United States Attorneys

Health care fraud involves a variety of schemes that defraud public insurers, private insurers and health care providers nationwide. In addition to Medicare and Medicaid, a number of federally funded health benefit programs have been the targets of health care fraud schemes. The fraudulent activity may include double billing schemes, kickbacks, billing for unnecessary or unperformed tests, or fraudulent activity may relate to the quality of care provided to patients. In addition to monetary losses, some improper activities endanger patient safety. United States Attorneys' offices (USAOs) are responsible for civil and criminal prosecutions of health care professionals, providers and others.

USAOs continue to strengthen and refine cooperative efforts with Federal, state and local law enforcement agencies involved in the prevention, evaluation, detection, and investigation of health care fraud and abuse. In addition to the FBI, HHS/OIG and CMS, USAOs work with State MFCUs, State Attorneys General, Offices of Inspectors General for a number of federal agencies, Drug Enforcement Administration (DEA), FDA, DCIS and TRICARE Support Office.

Each USAO has appointed both a civil and a criminal health care fraud coordinator to assist in tracking referrals, overseeing investigations and facilitating communication between Federal, state and local law enforcement groups. In addition, many cases are investigated in a parallel fashion, so that the potential criminal and civil remedies are addressed more efficiently, by the attorneys and agencies investigating the wrongdoing. The criminal and civil judgments and settlements discussed in the Program Accomplishments sections of this report provide examples of some significant health care cases in the USAOs, many of which are investigated as parallel investigations and prosecutions.

Prior to enactment of the HIPAA, USAOs dedicated substantial resources to combating health care fraud and abuse. HIPAA allocations have supplemented those resources by providing dedicated positions for attorneys, paralegals, auditors and investigators.


The Executive Office for the United States Attorneys'/Office of Legal Education (OLE) is responsible for providing health care fraud training for Assistant United States Attorneys (AUSAs) and Department attorneys, paralegals, investigators, and auditors. During 2002, OLE conducted a number of courses and presentations on health care fraud, including:

While the primary participants in OLE-sponsored courses were DOJ employees, agency counsel and investigative personnel were also invited to participate as presenters and students. In addition to OLE-sponsored training, a number of AUSAs, auditors and investigators participated in multi-agency health care fraud programs, as students and as speakers.

Program Accomplishments - Criminal Prosecutions

The primary objective of criminal prosecution efforts is to ensure the integrity of our nation's health care programs and to punish and deter those who, through their improper activities, adversely affect the health care system and the taxpayers.

Each time a criminal case is accepted for consideration of prosecution in a USAO, it is opened as a matter pending in the district. A referral remains a matter until an indictment or information is filed or the case is declined for prosecution. In 2002, the USAOs had 1,606 health care criminal matters pending, involving 2,441 defendants.
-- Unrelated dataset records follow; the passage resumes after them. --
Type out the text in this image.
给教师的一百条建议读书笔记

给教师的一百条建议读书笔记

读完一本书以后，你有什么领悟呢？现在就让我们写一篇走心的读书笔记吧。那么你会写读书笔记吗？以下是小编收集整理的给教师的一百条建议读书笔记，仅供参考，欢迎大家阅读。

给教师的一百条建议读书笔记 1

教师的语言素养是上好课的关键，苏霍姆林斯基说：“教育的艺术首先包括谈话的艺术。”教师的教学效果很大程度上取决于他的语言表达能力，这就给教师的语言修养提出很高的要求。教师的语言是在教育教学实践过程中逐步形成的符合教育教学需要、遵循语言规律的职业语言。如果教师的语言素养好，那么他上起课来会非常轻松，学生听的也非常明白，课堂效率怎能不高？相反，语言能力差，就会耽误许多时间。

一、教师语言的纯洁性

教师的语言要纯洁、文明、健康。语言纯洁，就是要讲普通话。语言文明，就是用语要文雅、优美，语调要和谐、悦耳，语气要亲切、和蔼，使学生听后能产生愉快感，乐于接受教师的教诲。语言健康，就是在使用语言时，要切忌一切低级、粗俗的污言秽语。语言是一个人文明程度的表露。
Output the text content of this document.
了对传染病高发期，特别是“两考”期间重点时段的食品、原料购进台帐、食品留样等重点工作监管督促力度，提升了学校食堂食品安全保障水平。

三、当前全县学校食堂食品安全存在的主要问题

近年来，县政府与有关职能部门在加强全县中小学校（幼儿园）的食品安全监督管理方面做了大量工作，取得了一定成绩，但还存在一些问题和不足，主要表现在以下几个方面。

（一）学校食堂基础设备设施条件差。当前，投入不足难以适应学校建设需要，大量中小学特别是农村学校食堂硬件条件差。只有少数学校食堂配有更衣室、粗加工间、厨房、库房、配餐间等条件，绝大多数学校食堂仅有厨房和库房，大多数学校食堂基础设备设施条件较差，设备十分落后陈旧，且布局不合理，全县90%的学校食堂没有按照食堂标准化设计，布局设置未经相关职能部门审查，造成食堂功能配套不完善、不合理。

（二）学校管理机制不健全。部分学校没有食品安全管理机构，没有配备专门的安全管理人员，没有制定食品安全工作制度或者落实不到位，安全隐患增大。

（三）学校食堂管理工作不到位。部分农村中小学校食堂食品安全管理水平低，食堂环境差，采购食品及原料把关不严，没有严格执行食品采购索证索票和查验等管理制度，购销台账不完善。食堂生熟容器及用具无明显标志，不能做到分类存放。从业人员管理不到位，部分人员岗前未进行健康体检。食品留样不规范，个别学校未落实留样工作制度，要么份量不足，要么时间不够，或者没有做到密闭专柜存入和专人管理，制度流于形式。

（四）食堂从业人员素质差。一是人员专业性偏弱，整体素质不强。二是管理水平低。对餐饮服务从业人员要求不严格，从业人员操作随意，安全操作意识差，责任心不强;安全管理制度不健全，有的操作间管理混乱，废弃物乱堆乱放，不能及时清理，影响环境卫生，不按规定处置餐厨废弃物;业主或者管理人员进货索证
During 2002, 361 cases were filed involving 608 defendants, a one percent increase over 2001 in the number of defendants. There were 480 health care related convictions in 2002, a three percent increase over 2001. Convictions include both guilty pleas and jury verdicts. A sample of the criminal cases brought by USAOs, in addition to those set forth in the overview section of this report, is set out below:

Program Accomplishments - Civil Cases

Civil health care fraud efforts constitute a major focus of Affirmative Civil Enforcement (ACE) activities. The ACE Program helps ensure that federal laws are obeyed and that violators provide compensation to the government for losses and damages they cause. Civil health care fraud matters ordinarily involve the United States utilizing the FCA, as well as common law fraud remedies, payment by mistake, unjust enrichment and conversion to recover damages from those who have submitted false or improper claims to the United States.

Each time a civil referral is made to a USAO it is opened as a matter pending in the district. Civil health care fraud matters are referred directly from federal or state investigative agencies, or result from filings by private persons known as "relators," who file suits on behalf of the Federal Government under the 1986 qui tam amendments to the FCA. Relators may be entitled to share in the recoveries resulting from these lawsuits. At the end of 2002, the USAOs had 1,529 civil health care fraud matters pending. A matter becomes a case when the United States files a civil complaint, or intervenes in a qui tam action, in United States District Court. The vast majority of civil health care fraud cases and matters are settled without a complaint ever being filed. In 2002, 221 civil health care fraud cases were filed.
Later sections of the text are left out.